Thinking like a leader
Mayuko says the module forces you to read your teammates non-verbal communication signs. By understanding their body language, or facial expressions, you realize how people communicate in different ways and can look for signs of discomfort or unease.
“Some people aren’t as vocal about the pain or what their body conditions are,” she explains. “We had one of the girls in our team almost pass out on third day, but she didn’t mention it until the very last minute.
“If you are a leader you would think, if this was a business setting, it would be equivalent of someone on the verge of a breakdown or leaving your organization, and they might not be vocal about it until they’re at that point that they’ve decided they want to quit.”
This makes you more aware of the impact of your decisions on your teammates, Mayuko explains.

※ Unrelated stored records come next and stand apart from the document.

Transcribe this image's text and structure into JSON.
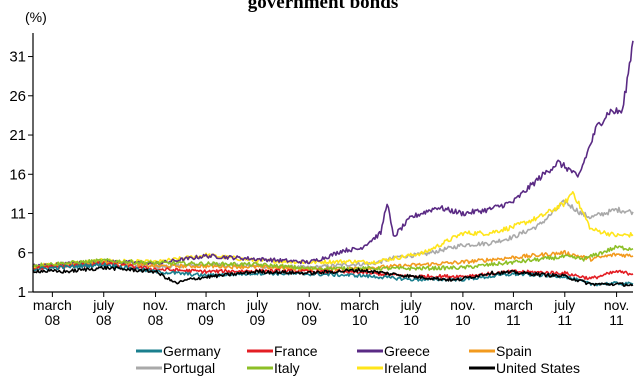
{
  "chart_data": {
    "type": "line",
    "title": "government bonds",
    "unit_label": "(%)",
    "ylim": [
      1,
      34
    ],
    "yticks": [
      1,
      6,
      11,
      16,
      21,
      26,
      31
    ],
    "xlim": [
      "2008-01-15",
      "2011-12-10"
    ],
    "xticks": [
      {
        "date": "2008-03-01",
        "label": [
          "march",
          "08"
        ]
      },
      {
        "date": "2008-07-01",
        "label": [
          "july",
          "08"
        ]
      },
      {
        "date": "2008-11-01",
        "label": [
          "nov.",
          "08"
        ]
      },
      {
        "date": "2009-03-01",
        "label": [
          "march",
          "09"
        ]
      },
      {
        "date": "2009-07-01",
        "label": [
          "july",
          "09"
        ]
      },
      {
        "date": "2009-11-01",
        "label": [
          "nov.",
          "09"
        ]
      },
      {
        "date": "2010-03-01",
        "label": [
          "march",
          "10"
        ]
      },
      {
        "date": "2010-07-01",
        "label": [
          "july",
          "10"
        ]
      },
      {
        "date": "2010-11-01",
        "label": [
          "nov.",
          "10"
        ]
      },
      {
        "date": "2011-03-01",
        "label": [
          "march",
          "11"
        ]
      },
      {
        "date": "2011-07-01",
        "label": [
          "july",
          "11"
        ]
      },
      {
        "date": "2011-11-01",
        "label": [
          "nov.",
          "11"
        ]
      }
    ],
    "grid": false,
    "legend_position": "bottom",
    "series": [
      {
        "name": "Portugal",
        "color": "#a9a9a9",
        "x": [
          "2008-01-15",
          "2008-07-01",
          "2008-11-01",
          "2009-03-01",
          "2009-07-01",
          "2009-11-01",
          "2010-02-01",
          "2010-04-01",
          "2010-06-01",
          "2010-08-01",
          "2010-11-01",
          "2011-01-01",
          "2011-03-01",
          "2011-05-01",
          "2011-07-01",
          "2011-08-10",
          "2011-09-01",
          "2011-11-01",
          "2011-12-10"
        ],
        "y": [
          4.1,
          4.8,
          4.2,
          4.5,
          4.3,
          4.1,
          4.5,
          4.6,
          5.5,
          5.8,
          7.0,
          7.2,
          8.0,
          9.5,
          12.5,
          11.0,
          10.5,
          11.5,
          11.2
        ]
      },
      {
        "name": "Ireland",
        "color": "#ffe51a",
        "x": [
          "2008-01-15",
          "2008-07-01",
          "2008-11-01",
          "2009-03-01",
          "2009-07-01",
          "2009-11-01",
          "2010-02-01",
          "2010-04-01",
          "2010-06-01",
          "2010-08-01",
          "2010-11-01",
          "2011-01-01",
          "2011-03-01",
          "2011-05-01",
          "2011-07-01",
          "2011-07-20",
          "2011-09-01",
          "2011-11-01",
          "2011-12-10"
        ],
        "y": [
          4.3,
          5.0,
          4.8,
          5.7,
          5.0,
          4.8,
          4.9,
          4.8,
          5.4,
          6.0,
          8.5,
          8.5,
          9.3,
          10.5,
          12.3,
          13.8,
          9.0,
          8.2,
          8.3
        ]
      },
      {
        "name": "Greece",
        "color": "#5a2a84",
        "x": [
          "2008-01-15",
          "2008-07-01",
          "2008-11-01",
          "2009-03-01",
          "2009-07-01",
          "2009-11-01",
          "2009-12-15",
          "2010-01-20",
          "2010-03-01",
          "2010-04-20",
          "2010-05-05",
          "2010-05-20",
          "2010-07-01",
          "2010-09-01",
          "2010-11-01",
          "2011-01-01",
          "2011-03-01",
          "2011-05-01",
          "2011-06-15",
          "2011-07-15",
          "2011-08-01",
          "2011-09-15",
          "2011-10-15",
          "2011-11-15",
          "2011-12-10"
        ],
        "y": [
          4.3,
          4.9,
          4.6,
          5.6,
          5.2,
          4.8,
          5.5,
          6.3,
          6.5,
          8.5,
          12.5,
          8.0,
          10.5,
          11.8,
          11.0,
          11.5,
          12.5,
          15.5,
          17.5,
          16.5,
          15.5,
          22.0,
          24.0,
          24.0,
          33.0
        ]
      },
      {
        "name": "Spain",
        "color": "#f29a1e",
        "x": [
          "2008-01-15",
          "2008-07-01",
          "2008-11-01",
          "2009-03-01",
          "2009-07-01",
          "2009-11-01",
          "2010-03-01",
          "2010-07-01",
          "2010-11-01",
          "2011-03-01",
          "2011-07-01",
          "2011-09-01",
          "2011-11-01",
          "2011-12-10"
        ],
        "y": [
          4.1,
          4.8,
          4.3,
          4.3,
          4.2,
          3.9,
          4.0,
          4.4,
          4.8,
          5.4,
          6.0,
          5.2,
          5.8,
          5.6
        ]
      },
      {
        "name": "Italy",
        "color": "#8cbf26",
        "x": [
          "2008-01-15",
          "2008-07-01",
          "2008-11-01",
          "2009-03-01",
          "2009-07-01",
          "2009-11-01",
          "2010-03-01",
          "2010-07-01",
          "2010-11-01",
          "2011-03-01",
          "2011-07-01",
          "2011-08-15",
          "2011-11-01",
          "2011-12-10"
        ],
        "y": [
          4.4,
          5.0,
          4.7,
          4.6,
          4.5,
          4.0,
          4.0,
          4.0,
          4.1,
          4.8,
          5.5,
          5.2,
          6.7,
          6.5
        ]
      },
      {
        "name": "France",
        "color": "#e31e24",
        "x": [
          "2008-01-15",
          "2008-07-01",
          "2008-11-01",
          "2009-03-01",
          "2009-07-01",
          "2009-11-01",
          "2010-03-01",
          "2010-07-01",
          "2010-11-01",
          "2011-03-01",
          "2011-07-01",
          "2011-09-01",
          "2011-11-01",
          "2011-12-10"
        ],
        "y": [
          4.0,
          4.6,
          3.9,
          3.6,
          3.7,
          3.6,
          3.5,
          3.0,
          3.0,
          3.6,
          3.4,
          2.7,
          3.6,
          3.3
        ]
      },
      {
        "name": "Germany",
        "color": "#1a7f8e",
        "x": [
          "2008-01-15",
          "2008-07-01",
          "2008-11-01",
          "2009-03-01",
          "2009-07-01",
          "2009-11-01",
          "2010-03-01",
          "2010-07-01",
          "2010-11-01",
          "2011-03-01",
          "2011-07-01",
          "2011-09-01",
          "2011-11-01",
          "2011-12-10"
        ],
        "y": [
          3.9,
          4.5,
          3.6,
          3.1,
          3.4,
          3.3,
          3.1,
          2.6,
          2.6,
          3.3,
          3.0,
          2.0,
          2.1,
          2.0
        ]
      },
      {
        "name": "United States",
        "color": "#000000",
        "x": [
          "2008-01-15",
          "2008-04-01",
          "2008-07-01",
          "2008-11-01",
          "2008-12-20",
          "2009-01-20",
          "2009-03-01",
          "2009-07-01",
          "2009-11-01",
          "2010-03-01",
          "2010-07-01",
          "2010-10-15",
          "2011-01-01",
          "2011-03-01",
          "2011-07-01",
          "2011-09-01",
          "2011-11-01",
          "2011-12-10"
        ],
        "y": [
          3.7,
          3.6,
          4.1,
          3.6,
          2.1,
          2.6,
          2.9,
          3.6,
          3.4,
          3.8,
          3.0,
          2.5,
          3.4,
          3.5,
          3.0,
          2.0,
          2.0,
          1.9
        ]
      }
    ]
  }
}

If you treat your team like an organization, how do you keep your employees happy?
Learning from MBA alumni
The MBA students were grouped together on the Gobi Desert module, and the participants from the Global Executive MBA (GEMBA) and alumni were joined together.
Mayuko says that it became apparent very early on how competitive the alumni were.
“We have a lot to learn from them, because the MBAs tend to look at is as a test that needs to be completed. Out attitude was done is better than perfect, but they were very serious about devising strategy and thinking of it as a real learning experience.
“If you don’t give your 100% you don’t really get the full learning experience, and they were a living example of that.”
EJ, a CEIBS MBA graduate from 2010, says is was one of the best modules he has been a part of.
He says his team was the most aggressive and competitive, and it became very apparent to him as well that those who had already graduated from CEIBS approached the module with a winner takes all mentality.
He also admits that for alumni, though they’ve graduated and occupy management positions around the world, there are some strong learning curves.
“The second day was the longest stretch, and you could see how people react when they are really exhausted, pushed into a corner. You can see how they would make decisions, so that brings out a very good part of leadership.”
EJ has almost 10 years’ experience post-MBA. He’s been in positions where he’s had to make tough decisions at work, but says when you’re forced to, and it’s part of the framework of the module, it comes down to one simple thing: If you know your objective your decisions will be easier to make.
And 10 years on, the MBA keeps giving.
“CEIBS has been a great school for me,” EJ says. “I not only changed my industry post-MBA, but my salary has gone up nearly five times what I earned before.
“CEIBS opened up my mind about the world and China and I would say that is instrumental in where I am today.”